Hospitals use more energy per square foot than almost any other type of building—the only establishments that perform worse are fast-food joints. So architects, designers, and energy professionals are starting to think seriously about how to reduce hospitals’ energy footprint. And the health care industry is realizing that, as sustainable health care design expert Robin Guenther says, “We will not have healthy people on a sick planet.”
New York City’s Pratt Center for Community Development has been gathering leaders like Guenther through its Green Healthcare Forum to discuss how the industry can contribute to a sustainable environment. The opportunity is huge: Hospitals account for 8 percent of the energy consumed by commercial buildings, but occupy just 4 percent of commercial floorspace across the country. Ongoing research from the University of Washington’s Integrated Design Lab has shown that hospitals could reduce energy use by more than 60 percent at a premium of only 1 to 3 percent over current costs.
In Guenther's formulations, these high-performance buildings will be a step towards a key medical principle—first, do no harm. The goal, she says, should be to work toward buildings that not only do no harm (net-zero energy buildings) but toward hospital facilities that heal the environment and people through regenerative designs.
To start, they need to use less energy. Hospitals do run a fleet of electricity-sucking specialty gadgets, but, like most buildings, cooling and heating spaces and water take the largest amount of energy. Hospitals must pay extra attention to the quality and circulation of air, and they operate around the clock.

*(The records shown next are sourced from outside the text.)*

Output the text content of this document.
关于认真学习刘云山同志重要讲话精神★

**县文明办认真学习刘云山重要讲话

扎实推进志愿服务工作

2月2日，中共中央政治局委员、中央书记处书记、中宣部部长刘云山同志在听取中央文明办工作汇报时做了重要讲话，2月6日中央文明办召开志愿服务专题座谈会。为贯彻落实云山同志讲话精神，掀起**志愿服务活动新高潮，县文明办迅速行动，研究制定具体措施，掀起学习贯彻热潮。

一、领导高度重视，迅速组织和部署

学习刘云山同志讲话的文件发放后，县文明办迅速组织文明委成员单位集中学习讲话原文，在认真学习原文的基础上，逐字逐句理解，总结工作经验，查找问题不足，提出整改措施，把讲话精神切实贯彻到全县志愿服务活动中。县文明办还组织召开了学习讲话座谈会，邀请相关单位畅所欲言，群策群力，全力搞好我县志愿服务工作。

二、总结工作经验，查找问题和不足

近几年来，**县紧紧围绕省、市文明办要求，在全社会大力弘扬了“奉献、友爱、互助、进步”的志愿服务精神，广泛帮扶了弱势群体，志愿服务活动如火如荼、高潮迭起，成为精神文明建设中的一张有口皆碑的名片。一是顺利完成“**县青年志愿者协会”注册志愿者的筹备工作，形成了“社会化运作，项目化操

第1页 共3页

Researchers and administrators who have looked into hospital energy use have found that the systems they use can be terribly inefficient. One problem in hospitals is the need to re-heat air after it’s been cooled down to keep temperatures at a comfortable level. Central systems cool air to the lowest temperature needed for a large building, but when that air reaches more temperate rooms, it needs to be heated back up to a reasonable temperature. Hospitals also heat water to a high germ-killing temperature before sending it lukewarm (and bacteria-friendly) to taps around the hospital. That might not be the best system from keeping hospital workers’ hands germ-free.
Changing how hospitals work, though, presents a particular challenge. They’re risk-averse: They need to keep sick patients from being exposed to additional health hazards and comply with lots of regulations. They’re also sensitive to the demands of patients: When you’re sick and you feel too hot, you want the room to cool down now.
There are opportunities to start ramping down energy use at hospitals. Panelists at the Pratt event said hospitals are increasingly looking at lifecycle costs for energy system rather than just the upfront charge. Hospitals produce huge amounts of heat, so power systems that capture that energy—cogeneration plants, for instance—can dial down energy use. There are also efficiencies to be found in the ventilation and conditioning of air.
But the panel also agreed that, ultimately, hospitals will focus on energy use most when it’s presented as a means to an end—building resilient systems that will enable the industry to take better care of patients.